This year’s Nobel Prize in Medicine has gone to two researchers whose pioneering work relied on mice to develop messenger RNA (mRNA) vaccines for Covid-19.
As a form of treatment against viruses, Katalin Karikó, at the University of Szeged, Hungary, and Drew Weissman, at the University of Pennsylvania Perelman School of Medicine, USA, focused on delivering lab-made mRNA molecules safely and effectively into the body to trigger an immune response.
Using cells from cows, mice, rats and humans, Karikó and Weissman identified that mRNA needed to be chemically modified in order to avoid rejection by the body - a finding that they investigated and confirmed in mice.
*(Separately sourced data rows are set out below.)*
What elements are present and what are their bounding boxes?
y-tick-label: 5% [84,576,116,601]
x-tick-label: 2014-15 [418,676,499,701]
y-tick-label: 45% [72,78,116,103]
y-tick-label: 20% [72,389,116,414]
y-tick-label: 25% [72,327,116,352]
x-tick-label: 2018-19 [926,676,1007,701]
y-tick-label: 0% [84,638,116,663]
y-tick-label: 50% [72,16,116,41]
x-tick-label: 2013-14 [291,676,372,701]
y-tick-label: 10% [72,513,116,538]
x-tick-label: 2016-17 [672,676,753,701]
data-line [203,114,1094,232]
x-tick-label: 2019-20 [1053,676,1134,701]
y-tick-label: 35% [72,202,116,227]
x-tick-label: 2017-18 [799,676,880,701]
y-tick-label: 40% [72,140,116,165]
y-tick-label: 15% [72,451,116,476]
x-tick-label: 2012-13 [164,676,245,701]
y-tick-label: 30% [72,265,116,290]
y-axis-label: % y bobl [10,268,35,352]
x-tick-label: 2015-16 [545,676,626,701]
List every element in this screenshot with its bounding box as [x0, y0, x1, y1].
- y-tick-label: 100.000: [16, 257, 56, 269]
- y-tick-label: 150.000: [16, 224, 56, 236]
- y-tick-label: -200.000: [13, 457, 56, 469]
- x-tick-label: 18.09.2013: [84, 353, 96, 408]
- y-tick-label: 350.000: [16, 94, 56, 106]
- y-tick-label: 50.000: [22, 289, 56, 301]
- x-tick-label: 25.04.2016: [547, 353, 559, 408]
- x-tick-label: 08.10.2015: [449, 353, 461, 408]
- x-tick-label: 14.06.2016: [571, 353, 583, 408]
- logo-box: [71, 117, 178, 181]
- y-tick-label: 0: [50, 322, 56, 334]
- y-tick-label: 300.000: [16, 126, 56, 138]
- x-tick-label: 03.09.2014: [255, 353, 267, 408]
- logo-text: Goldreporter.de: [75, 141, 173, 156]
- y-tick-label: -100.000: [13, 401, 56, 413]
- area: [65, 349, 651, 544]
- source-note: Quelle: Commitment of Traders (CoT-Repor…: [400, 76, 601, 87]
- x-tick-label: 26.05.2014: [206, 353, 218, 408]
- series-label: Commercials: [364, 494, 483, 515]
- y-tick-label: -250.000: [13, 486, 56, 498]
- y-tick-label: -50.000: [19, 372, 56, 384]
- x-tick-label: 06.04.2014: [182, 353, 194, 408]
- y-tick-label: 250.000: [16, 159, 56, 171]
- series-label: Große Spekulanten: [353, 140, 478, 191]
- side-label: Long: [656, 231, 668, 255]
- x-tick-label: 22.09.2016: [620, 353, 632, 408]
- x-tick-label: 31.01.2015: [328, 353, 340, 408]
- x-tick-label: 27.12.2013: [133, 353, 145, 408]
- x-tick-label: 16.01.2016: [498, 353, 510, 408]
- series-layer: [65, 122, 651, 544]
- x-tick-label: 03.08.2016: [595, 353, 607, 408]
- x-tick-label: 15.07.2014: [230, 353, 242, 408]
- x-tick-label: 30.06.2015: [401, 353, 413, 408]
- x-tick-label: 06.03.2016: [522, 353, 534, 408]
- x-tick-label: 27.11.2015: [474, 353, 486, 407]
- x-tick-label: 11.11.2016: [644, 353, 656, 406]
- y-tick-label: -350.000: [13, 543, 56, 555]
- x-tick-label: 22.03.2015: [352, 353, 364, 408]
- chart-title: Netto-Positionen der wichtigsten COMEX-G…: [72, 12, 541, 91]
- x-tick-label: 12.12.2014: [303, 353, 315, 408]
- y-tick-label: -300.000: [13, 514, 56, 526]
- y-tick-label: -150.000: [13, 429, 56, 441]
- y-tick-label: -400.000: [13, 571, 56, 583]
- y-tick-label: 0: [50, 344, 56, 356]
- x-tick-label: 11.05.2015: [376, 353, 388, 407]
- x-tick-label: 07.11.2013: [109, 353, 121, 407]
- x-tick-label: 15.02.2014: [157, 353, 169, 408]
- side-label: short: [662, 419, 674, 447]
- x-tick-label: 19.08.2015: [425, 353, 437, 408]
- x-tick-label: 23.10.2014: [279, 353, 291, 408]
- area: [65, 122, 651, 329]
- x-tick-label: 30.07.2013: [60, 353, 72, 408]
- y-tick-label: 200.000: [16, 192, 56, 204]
This meant that mRNA vaccines for Covid-19 could be developed at an unprecedented rate, during ‘one of the greatest threats to human health in modern times’, said the Nobel Assembly.
Their research also has the potential to be used to treat other conditions such as sickle cell disease. Read more about mRNA vaccines.
Anthony Fauci, the chief medical advisor to the US President, told The Washington Post: “Every once in a while, you get a discovery that is transformative in that it’s not only for a specific discovery itself, but it essentially impacts multiple areas of science — and that’s what mRNA technology is.”
Throughout the history of the Nobels, 88% of the Medicine or Physiology prizes have involved the use of animals. Emil von Behring, the very first laureate in 1901, used animals such as guinea pigs, rabbits and rats to develop serum therapies against the bacterial infection diphtheria, while the 2020 prize, for the discovery of the hepatitis C virus, involved mice and non-human primates.